Приедешь в городок, и знакомый запах выпеченного хлеба коснется твоих ноздрей. Придешь в пекарню, и хозяин радушно встретит тебя в воротах, и спросит – кто ты, откуда ты и куда держишь путь. И ты расскажешь ему, и не пройдет и часа, как весь городок от края до края будет извещен о твоем приезде. Придержи язык при разговоре с ним! Будь осторожен, шагая по перрону, чтоб не споткнуться о кочку или попасть в расщелину. Их сделали дети, играя в стеклянные шарики. Дойди до школы с серыми воротами и серой высокой стеной, и в летние дни сидят на ней облака мух, кажется, умирающих от скуки. В укромном уголке это стены, за разросшейся крапивой, найдешь сердце, пронзенное стрелой, вырезанное на камне дедом и сопровожденное надписью – «Моя любовь к тебе вечна». В те дни дед был влюблен в рыжую кудрявую дочь привратника, и эта любовь заставила претерпеть ожоги крапивы по дороге к камню. Кладет дед руки на живот, глядя на статую Фортуны, посылающей ему мраморную улыбку, и подмигивает ей. Напротив школьной стены – большая аптека, и аптекарь стоит у дверей. Если в это время шел дождь, он говорил – «Добро пожаловать, идет дождь», если падал снег, он говорил – «Добро пожаловать, идет снег». Ах, – вздыхает дед, – забыл, что он уже не сможет здороваться со мной, давно ушел на тот свет.

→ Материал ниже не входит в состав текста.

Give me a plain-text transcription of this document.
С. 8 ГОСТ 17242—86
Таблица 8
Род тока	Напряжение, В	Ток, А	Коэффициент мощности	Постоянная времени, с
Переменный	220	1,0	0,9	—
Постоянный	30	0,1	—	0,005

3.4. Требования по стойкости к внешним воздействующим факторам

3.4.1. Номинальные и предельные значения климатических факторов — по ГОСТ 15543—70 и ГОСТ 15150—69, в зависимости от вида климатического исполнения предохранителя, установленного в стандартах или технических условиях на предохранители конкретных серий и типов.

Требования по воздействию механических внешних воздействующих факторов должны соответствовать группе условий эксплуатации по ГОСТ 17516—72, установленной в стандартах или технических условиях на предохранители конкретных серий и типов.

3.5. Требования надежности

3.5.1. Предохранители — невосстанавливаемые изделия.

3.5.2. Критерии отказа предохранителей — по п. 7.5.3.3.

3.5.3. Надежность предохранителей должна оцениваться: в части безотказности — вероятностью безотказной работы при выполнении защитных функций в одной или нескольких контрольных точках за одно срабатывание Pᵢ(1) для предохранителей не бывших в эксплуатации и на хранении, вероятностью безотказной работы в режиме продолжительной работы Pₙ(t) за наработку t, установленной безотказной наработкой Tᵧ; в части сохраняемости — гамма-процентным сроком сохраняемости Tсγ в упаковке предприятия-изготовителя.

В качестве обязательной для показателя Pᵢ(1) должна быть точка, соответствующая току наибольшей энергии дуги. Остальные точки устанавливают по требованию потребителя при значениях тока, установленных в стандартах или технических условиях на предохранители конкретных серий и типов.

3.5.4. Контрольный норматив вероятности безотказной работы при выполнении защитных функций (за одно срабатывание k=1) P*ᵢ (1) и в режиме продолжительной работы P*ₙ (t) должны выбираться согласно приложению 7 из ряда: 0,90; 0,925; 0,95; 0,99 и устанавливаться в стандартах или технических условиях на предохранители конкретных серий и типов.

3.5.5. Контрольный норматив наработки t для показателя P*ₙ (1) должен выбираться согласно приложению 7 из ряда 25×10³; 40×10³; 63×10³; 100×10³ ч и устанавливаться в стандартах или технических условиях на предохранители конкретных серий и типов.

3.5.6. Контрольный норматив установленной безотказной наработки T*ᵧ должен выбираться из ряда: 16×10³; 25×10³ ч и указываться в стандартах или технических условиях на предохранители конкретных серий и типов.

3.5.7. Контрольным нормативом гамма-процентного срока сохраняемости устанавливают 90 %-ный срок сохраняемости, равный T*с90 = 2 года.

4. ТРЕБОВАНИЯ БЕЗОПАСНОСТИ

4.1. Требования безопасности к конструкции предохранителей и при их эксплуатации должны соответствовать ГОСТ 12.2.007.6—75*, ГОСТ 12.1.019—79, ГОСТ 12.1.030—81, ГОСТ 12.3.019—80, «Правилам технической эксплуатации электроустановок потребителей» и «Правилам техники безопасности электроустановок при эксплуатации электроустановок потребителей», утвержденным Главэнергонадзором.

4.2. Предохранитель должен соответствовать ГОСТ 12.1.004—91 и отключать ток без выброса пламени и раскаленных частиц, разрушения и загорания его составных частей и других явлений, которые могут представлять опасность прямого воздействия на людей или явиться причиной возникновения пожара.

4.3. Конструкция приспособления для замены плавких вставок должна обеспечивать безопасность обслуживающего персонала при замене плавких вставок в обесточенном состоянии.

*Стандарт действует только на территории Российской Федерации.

Что ж, нечего делать, дед, ты продолжишь свой путь: вот, уже центр города, и встают все уважаемые дома – дом мэрии и мэра города, дом зубного врача и гостиница «Белая овечка», в которой каждый вечер собирается комитет почтенных людей города. Тут и дом старой девы Гиты, маленький домик с плоской крышей и кривыми стенами, как хромоножка между высокими домами. Проходя мимо ее дома, берегись, ибо по своему обычаю Гита выплескивает через окно остаток кофе из кофейника. Не помогали ни выговоры мэра, ни предупреждения полицейского, который нес службу в почтенном районе, ни посещение уважаемых членов еврейской общины ее на дому, пытавшихся ее убедить – не делать этого, потому что это вызывает ненависть к евреям в городе. Кофе продолжало выплескиваться на головы прохожих. Сейчас тебе нечего бояться проходить мимо ее избушки на курьих ножках, ибо давно ушла Гита в мир иной, когда ты еще был ребенком, и домик перешел в руки общины, и богатые ее члены построили на его месте большой дом, не хуже окружающих домов, для кантора и раввина городка. Прошел ты довольно большой путь, но еще не добрался до дома Леви.